Eko-praktyki w mainstreamowej modzie część 2.
Obiecałam Wam, że w tym tygodniu przyjrzymy się innym wielkim firmom, które wplatają do swojej produkcji ekologiczne patenty. Prześledzimy kilka z najbardziej innowacyjnych zrealizowanych działań.
Zarówno amerykańskie marki Gap czy American Apparel, jak i opatrzony europejskim rodowodem Esprit, zaliczają się, obok wspomnianego tydzień temu H&M, do grona nie tak znowu licznych eko-świadomych globalnych brandów. Wszystkie trzy mają na swoich stronach zakładki Corporate Social Responsibility, czyli miejsca, gdzie należy szukać doniesień o wprowadzanych w życie praktykach z zakresu ekologii i świadomego, odpowiedzialnego biznesu. Najciekawsze z nich skupiają się na działaniach łączących współpracę z różnymi środowiskami i społecznościami w potrzebie.

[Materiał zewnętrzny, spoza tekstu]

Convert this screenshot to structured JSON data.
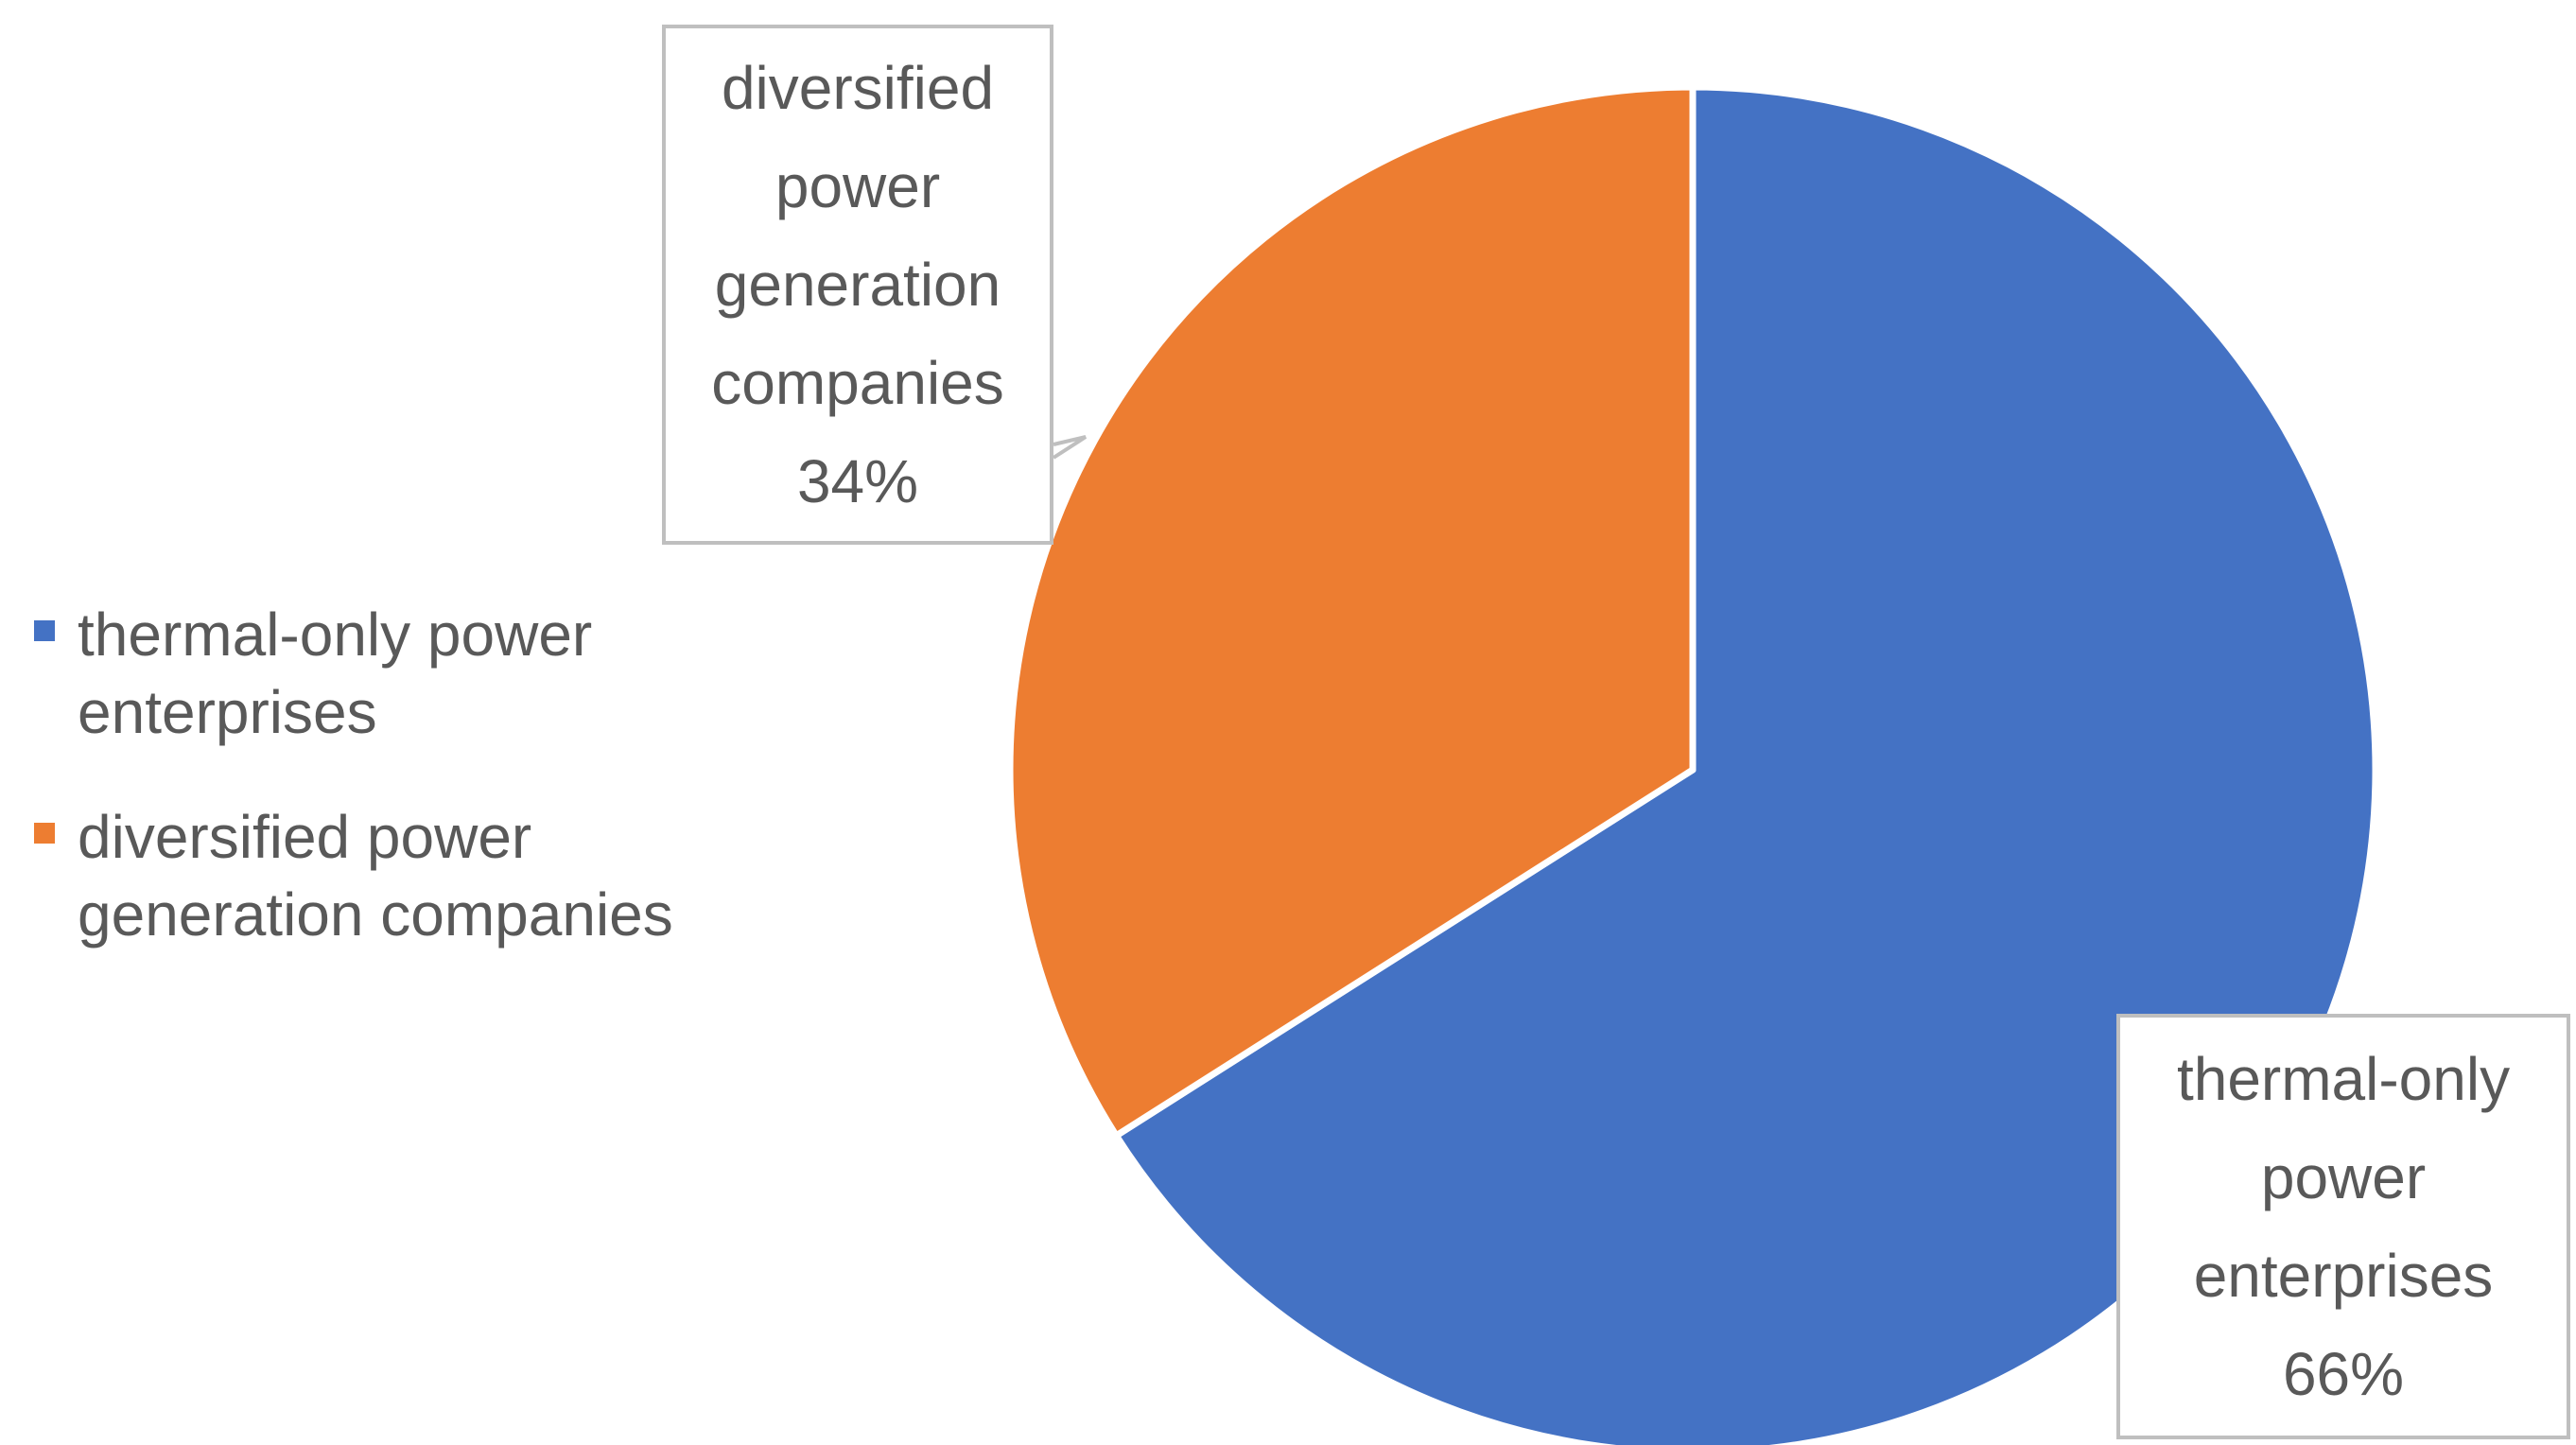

Niemiecka marka Esprit wspomaga np. szeroko wspierające naturę fundacje, takie jak walczące o zachowanie lasów tropikalnych Oro Verde czy sadzący drzewa belgijski Natuurpunt, pomaga berlińskiej organizacji Berliner Tafel, dystrybuującej nadwyżki jedzenia potrzebującym czy prowadzi we współpracy z brytyjską organizacją Yes to Life poszerzające świadomość programy i spotkania na temat możliwości leczenia raka. Te wszystkie działania są rezultatem szeroko zakrojonej akcji Make Your Wish, która pozwoliła firmie Esprit poznać pomysły swoich klientów na poprawę świata wokół siebie i życia najbliższych, ale też zupełnie obcych ludzi. Spośród tysięcy zgłoszeń zarejestrowanych przez stronę Esprit.com, wybrano pięć z nich, które przeznaczono do realizacji. Nieźle, prawda?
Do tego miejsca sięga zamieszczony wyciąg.